Wednesday, January 12, 2011

Feb 6 Paul Miki, S.J. 1597

Jack and Thom,
Good morning, I love you
110112, 1338

Brother Paul Miki is a saint I have a personal connection to. In the novitiate, one of my classmates came to us from Watertown MA via Japan. Tom was a sergeant in the army [our secundi also had an army sergeant], stationed in Japan. He came back to the New England Province, with his desire to serve as a missionary in Japan because he was from New England and the Province promised that if his vocation was affirmed in the formation process, they would support his return to the Jesuit missions in Japan. At the time, our Father General had spent substantial periods of his Jesuit life as a missionary in Japan. Support for the Japan mission was worldwide.


February 6

Paul Miki, S.J. d. 1597 b. 1627 c. 1862

Paul Miki was the son of a Japanese military leader. In the sixteenth century, not unlike being the son of an Irish Chieftain? The son of a Japanese military leader becomes a Catholic?! Becomes a Catholic Priest? A Jesuit? A missionary in his home country where the monarchy, the military, and the religious of every ilk were anti-Catholic. Who was this man?

Paul Miki was born at Tounucumada, Japan.

Paul Miki was educated at the Jesuit college of Anziquiama. How did he get to a Catholic College? Certainly the Jesuit college in a mission country would target the elite of the country. The bioblurb in the Jesuit Saints book doesn’t give us much more about Paul Miki’s journey from the son of a Japanese military leader to a Jesuit university? To Catholicism.

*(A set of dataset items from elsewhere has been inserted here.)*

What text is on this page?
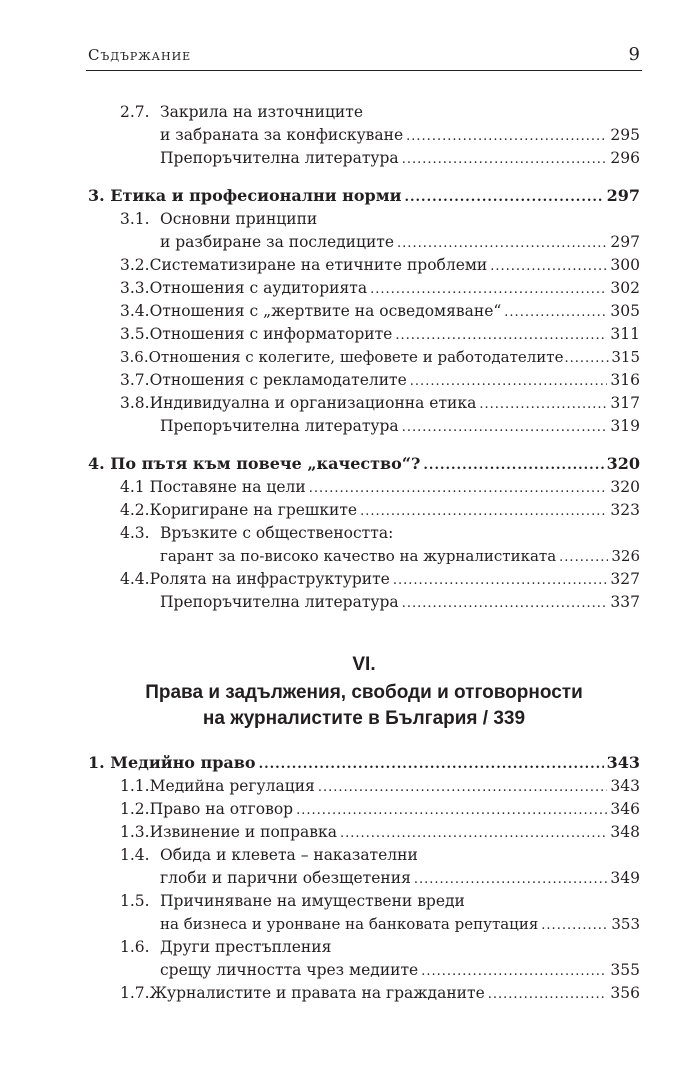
Съдържание	9
2.7. Закрила на източниците
и забраната за конфискуване .....	295
Препоръчителна литература .....	296
3. Етика и професионални норми .....	297
3.1. Основни принципи
и разбиране за последиците .....	297
3.2. Систематизиране на етичните проблеми .....	300
3.3. Отношения с аудиторията .....	302
3.4. Отношения с „жертвите на осведомяване“ .....	305
3.5. Отношения с информаторите .....	311
3.6. Отношения с колегите, шефовете и работодателите .....	315
3.7. Отношения с рекламодателите .....	316
3.8. Индивидуална и организационна етика .....	317
Препоръчителна литература .....	319
4. По пътя към повече „качество“? .....	320
4.1 Поставяне на цели .....	320
4.2. Коригиране на грешките .....	323
4.3. Връзките с обществеността:
гарант за по-високо качество на журналистиката .....	326
4.4. Ролята на инфраструктурите .....	327
Препоръчителна литература .....	337
VI.
Права и задължения, свободи и отговорности
на журналистите в България / 339
1. Медийно право .....	343
1.1. Медийна регулация .....	343
1.2. Право на отговор .....	346
1.3. Извинение и поправка .....	348
1.4. Обида и клевета – наказателни
глоби и парични обезщетения .....	349
1.5. Причиняване на имуществени вреди
на бизнеса и уронване на банковата репутация .....	353
1.6. Други престъпления
срещу личността чрез медиите .....	355
1.7. Журналистите и правата на гражданите .....	356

Paul Miki joined the Jesuits in 1580. Formation would have been another eight to ten years. That’d give him about ten years as a point person – where else would the son of a military leader be? Who else would the persecutors target?

Paul Miki became known for his eloquent preaching.

Paul Miki was crucified on Februay 5, 1597 with twenty-five other Catholics during the persecution of Christians under the Taiko, Toyotomi Hideyoshi, ruler of Japan in the name of the emperor. Let us not forget! Let us not let anyone ever forget.

While hanging upon a cross Paul Miki preached to the people gathered for the execution: “The sentence of judgment says these men came to Japan from the Philippines, but I did not come from any other country. I am a true Japanese. The only reason for my being killed is that I have taught the doctrine of Christ. I certainly did teach the doctrine of Christ. I thank God it is for this reason I die. I believe that I am telling only the truth before I die. I know you believe me and I want to say to you all once again: Ask Christ to help you to become happy. I obey Christ. After Christ’s example I forgive my persecutors. I do not hate them. I ask God to have pity on all, and I hope my blood will fall on my fellow men as a fruitful rain.”

Among the Japanese laymen who suffered the same fate were: Francis, a carpenter who was arrested while watching the executions and then crucified; Gabriel, the nineteen year old son of the Franciscan's porter; Leo Kinuya, a twenty-eight year old carpenter from Miyako; Diego Kisai (or Kizayemon), temporal coadjutor of the Jesuits; Joachim Sakakibara, cook for the Franciscans at Osaka; Peter Sukejiro, sent by a Jesuit priest to help the prisoners, who was then arrested; Cosmas Takeya from Owari, who had preached in Osaka; and Ventura from Miyako, who had been baptized by the Jesuits, gave up his Catholicism on the death of his father, became a bonze, and was brought back to the Church by the Franciscans.

They were all beatified in 1627. Then, soon after the return of Catholic missionaries from two hundred years of banishment, they were canonized as the Martyrs of Japan in 1862. Their feast day is February 6th.

When missionaries returned to Japan in the 1860s, at first they found no trace of Christianity. But after establishing themselves they found that thousands of Christians lived around Nagasaki and that they had secretly preserved the faith. Beatified in 1627, the martyrs of Japan were canonized in 1862.

I commend to you both Paul Miki and Pedro Arrupe, the Father General when I was a novice.

I love you,
Dad
1405

P.S.

One of the online blurbs about the Martyrs of Japan started this way:

“Nagasaki, Japan, is familiar to Americans as the city on which the second atomic bomb was dropped, immediately killing over 37,000 people. Three and a half centuries before, 26 martyrs of Japan were crucified on a hill, now known as the Holy Mountain, overlooking Nagasaki.”

I do not get the connection. The atomic bomb saved hundreds of thousands of lives to end a most vicious continuation of vengeful fighting by the Japanese. Maybe we should agree that Nagasaki is a place to put the label “Never Again.” - Never again let anyone mount a surprise attack on our innocent and at peace civilians and military in Hawaii or anywhere on American Soil – including Manhattan! Let us bravely bring our faith to anyone and everyone and be prepared to be crucified – literally and figuratively – for bringing Jesus and The One True Faith.